TEMPO.CO, Jakarta - Spesialis anak Dr. dr. Tubagus Rahmat Sentika SpA MARS, mengatakan kebakaran hutan dan lahan menimbulkan kabut asap dan polusi udara yang membahayakan tubuh. Hal itu dikarenakan karbon yang dihasilkan kebakaran hutan bersenyawa dengan oksigen dan dihirup oleh tubuh.
"Udara yang penuh dengan zat karbon akan mengendap pada saluran napas, dampaknya sesak napas, terutama jika polusi udara melebihi ambang batas," ucapnya.
Untuk itu, saat terjadi kabut asap, diharapkan masyarakat ke luar rumah menggunakan masker. Kelompok masyarakat yang rentan terkena dampak kabut asap adalah ibu hamil dan anak-anak. Jika indeks pencemaran udara mencapai level berbahaya, maka diharapkan masyarakat tidak beraktivitas di luar ruangan.
"Hati-hati jika angka ISPU melebihi angka 100 atau tidak sehat, maka harus menggunakan masker.
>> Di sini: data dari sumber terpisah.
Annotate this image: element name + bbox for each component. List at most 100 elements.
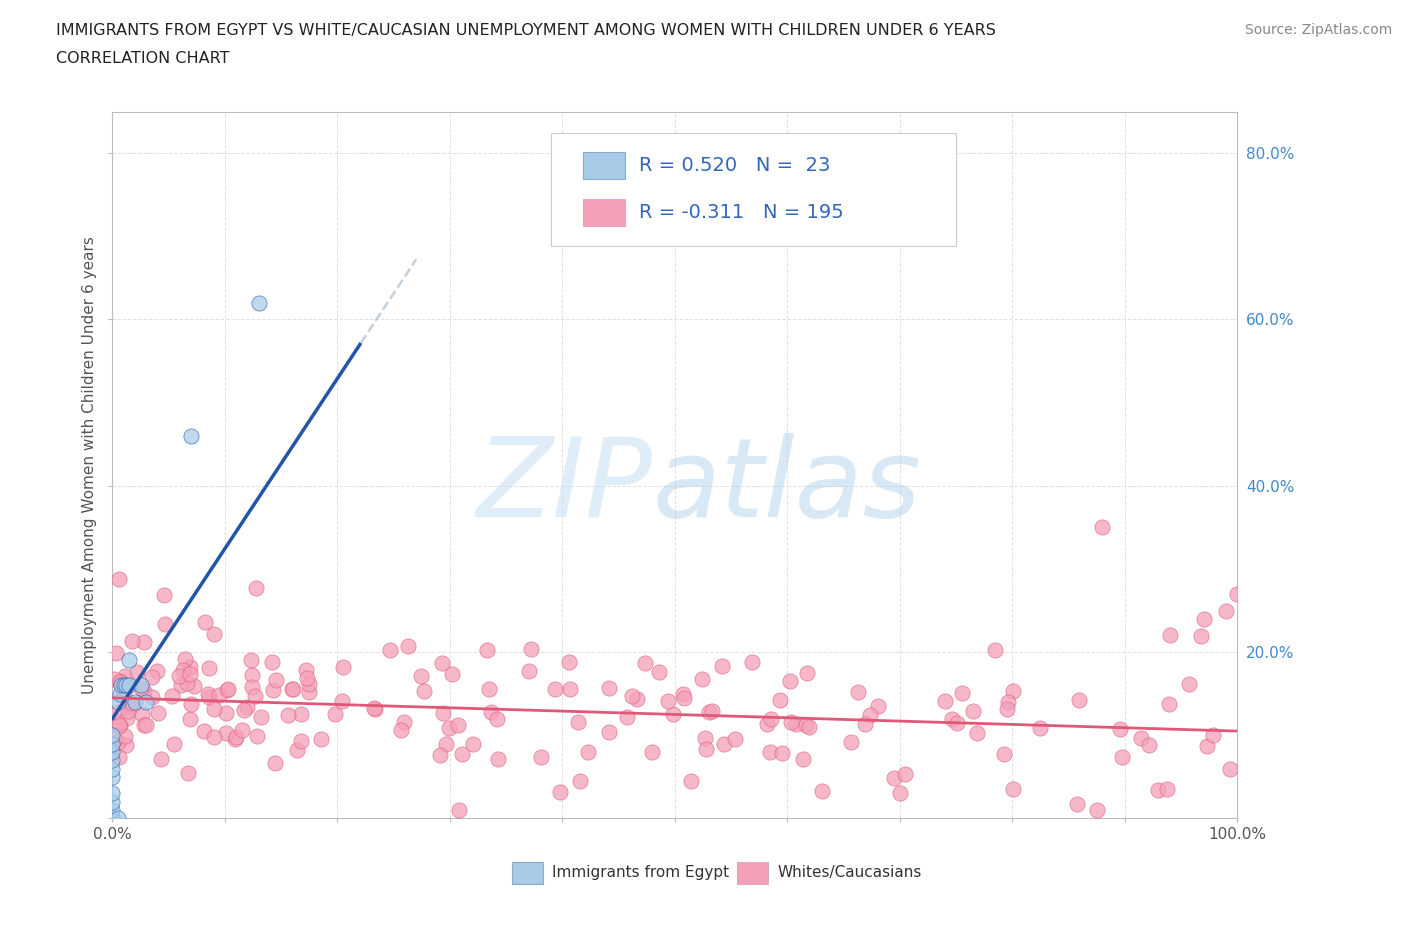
Point [225, 730, 247, 745]
Point [567, 714, 589, 729]
Point [520, 641, 543, 656]
Point [517, 664, 540, 679]
Point [198, 660, 221, 675]
Point [794, 717, 817, 732]
Point [150, 752, 173, 767]
FancyBboxPatch shape [551, 133, 956, 246]
Point [110, 678, 132, 693]
Point [1091, 520, 1114, 535]
Point [236, 699, 259, 714]
Point [115, 737, 138, 752]
Point [1201, 727, 1223, 742]
Point [325, 707, 347, 722]
Point [741, 655, 763, 670]
FancyBboxPatch shape [582, 199, 626, 226]
Point [657, 693, 679, 708]
Point [101, 803, 124, 817]
Point [697, 704, 720, 719]
Point [114, 728, 136, 743]
Point [245, 688, 267, 703]
Point [432, 705, 454, 720]
Text: Source: ZipAtlas.com: Source: ZipAtlas.com [1244, 23, 1392, 37]
Point [447, 717, 470, 732]
Point [153, 587, 176, 602]
Point [202, 701, 225, 716]
Point [1156, 782, 1178, 797]
Point [240, 668, 263, 683]
Point [396, 639, 419, 654]
Point [110, 674, 132, 689]
Point [1085, 803, 1108, 817]
Point [180, 429, 202, 444]
Point [309, 732, 332, 747]
Point [121, 699, 143, 714]
Point [290, 734, 312, 749]
Point [112, 686, 135, 701]
Point [1029, 721, 1052, 736]
Text: R = 0.520   N =  23: R = 0.520 N = 23 [638, 156, 831, 175]
Point [779, 673, 801, 688]
Point [893, 766, 915, 781]
Point [107, 718, 129, 733]
Text: R = -0.311   N = 195: R = -0.311 N = 195 [638, 203, 844, 222]
Point [995, 702, 1018, 717]
Point [262, 683, 284, 698]
Point [785, 716, 807, 731]
Point [430, 656, 453, 671]
Point [693, 731, 716, 746]
Point [952, 685, 974, 700]
Point [485, 711, 508, 726]
Point [118, 653, 141, 668]
Point [217, 682, 239, 697]
Point [121, 633, 143, 648]
Point [429, 748, 451, 763]
Point [1130, 731, 1153, 746]
Point [620, 688, 643, 703]
Point [332, 659, 354, 674]
Point [114, 668, 136, 683]
Point [124, 695, 146, 710]
Point [796, 665, 818, 680]
Point [104, 732, 127, 747]
Point [108, 750, 131, 764]
Point [558, 682, 581, 697]
Point [101, 761, 124, 776]
Point [478, 682, 501, 697]
Point [1001, 781, 1024, 796]
Point [176, 675, 198, 690]
Point [112, 678, 135, 693]
Point [179, 711, 201, 726]
Point [792, 752, 814, 767]
Point [759, 711, 782, 726]
Point [110, 686, 132, 701]
Point [598, 724, 620, 739]
Point [202, 626, 225, 641]
Point [1109, 722, 1132, 737]
Point [647, 665, 669, 680]
Point [441, 666, 464, 681]
Point [183, 679, 205, 694]
Point [695, 741, 717, 756]
Point [662, 707, 685, 722]
Point [363, 700, 385, 715]
Point [295, 671, 318, 685]
Point [1219, 762, 1241, 777]
Point [107, 714, 129, 729]
Point [167, 668, 190, 683]
Point [412, 684, 434, 698]
Point [105, 645, 128, 660]
Point [544, 682, 567, 697]
Point [810, 784, 832, 799]
Point [233, 703, 256, 718]
Point [132, 634, 155, 649]
Point [941, 712, 963, 727]
Point [249, 710, 271, 724]
Point [634, 656, 657, 671]
Point [946, 716, 969, 731]
Point [934, 693, 956, 708]
Point [180, 697, 202, 711]
Point [486, 751, 509, 766]
Point [461, 737, 484, 751]
Point [197, 687, 219, 702]
Point [160, 688, 183, 703]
Sekarang sudah di kisaran 200 hingga 600 dan sudah banyak masyarakat ke rumah sakit karena ISPA," katanya.
Gejala ISPA dimulai dari hidung lalu ke rongga mulut, berlanjut ke bagian tenggorokan hingga paru-paru. Rahmat meminta masyarakat berhati-hati jika sudah sampai paru-paru. Untuk menghindarinya, perlu mandi tiga hingga empat kali sehari dan pergi ke ruangan yang tidak terkena pencemaran udara.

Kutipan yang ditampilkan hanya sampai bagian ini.